Monday, June 25, 2018

Which Comes First, The Progressivism or the Democratic Vote?

I'm a bit late on this question, but this is a great explainer from Daily Kos Elections on why yes, Democrats should be targeting (among other places) affluent suburbs as part of the strategy to turn America blue. It is responding to an NYT editorial which suggested such targeting would cause the Democratic Party to abandon important progressive values, since affluent suburban (coded as White) voters are thought to be prime constituencies demanding policies harmful to poorer or brown citizens.

The DKE piece does a good job problematizing several assumptions in the NYT article (including the belief that these suburban districts are all uniformly or predominantly White), but I particularly like the way it pays attention to voter psychology. 

One might think that people come to beliefs on clusters of issues, and then vote for the Party that best matches their preferences. And sometimes that's true -- but usually only for a small band of exceptionally salient issues which the voter cares a lot about. On other issues -- the vast majority --the causality runs in the opposite direction, with people tending to follow their team. Hence, if people identify as "team Democrat" they'll likely shift their views towards consensus Democratic Party positions. This is one of the reasons why White Democrats have in fact shifted hard to the left on issues of racial justice in America over the past few years -- that position is now part of what it means to be on "team Democrat", and so self-identified Democrats adjust their views accordingly.

We see this all the time -- a recent prominent case is the surge in favorable Republican sentiment towards Vladimir Putin, almost certainly driven not by any considered judgment about the merits of Putin but rather by the sense that Russia and Putin are "on their team" and anti-Russia and anti-Putin sentiment are associated with Democrats.
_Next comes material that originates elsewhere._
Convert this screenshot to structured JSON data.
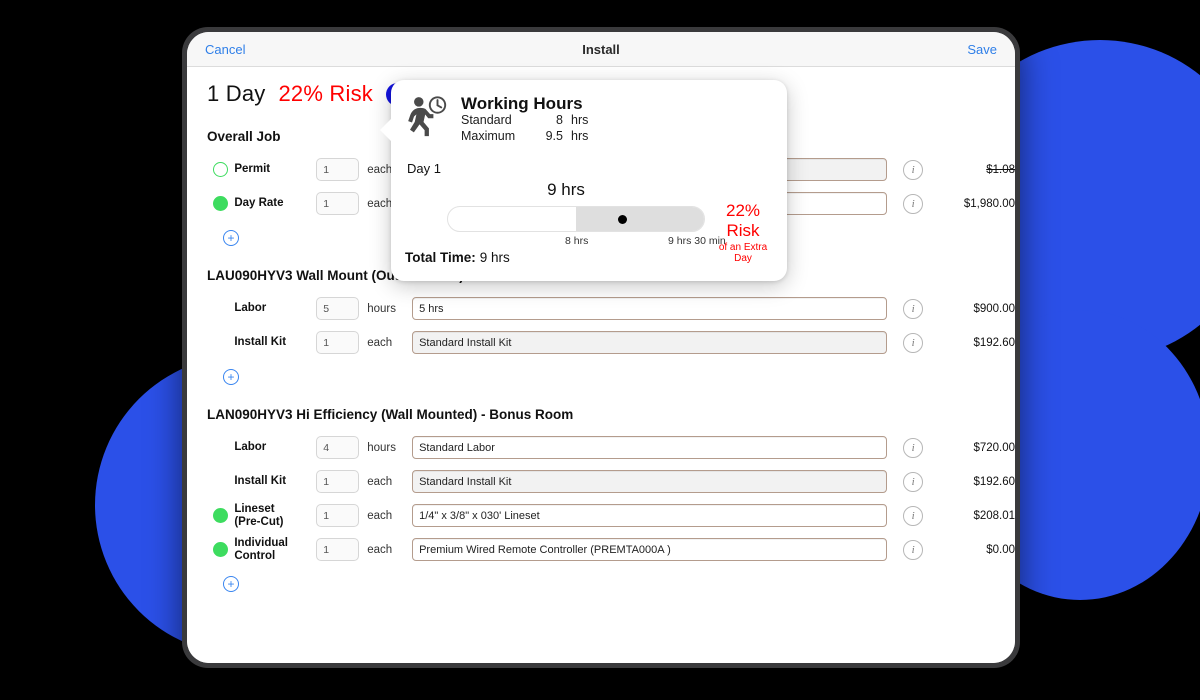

The almost complete absorption of southern Evangelical political ideology into that of the Republican Party is another case. On the other side, Muslims have become considerably more liberal on social issues since 9/11 -- not coincidentally, they've also moved from a Republican to a Democratic constituency at the same time stemming from the GOP's open embrace of Islamophobia. One suspects that a similar dynamic accounts for American Jewry's general across-the-board liberalism -- I'd love to attribute it to some intrinsic progressive characteristic of my people, but it's probably more a function of what segments of American society welcomed us onto their team and what segments pushed us away.

This account of how social groups develop political ideology is not the most popular secret in Political Science. It suggests that the route to political change isn't deep reflection on matters of truth and justice but simply relatively passive games of "follow the leader" and partisan feedback loops. But results are results. And in the case of progressive commitments on issues of racial justice, the more White suburban voters view themselves as consistent Democratic voters, the more likely they'll be to back progressive political commitments across the board.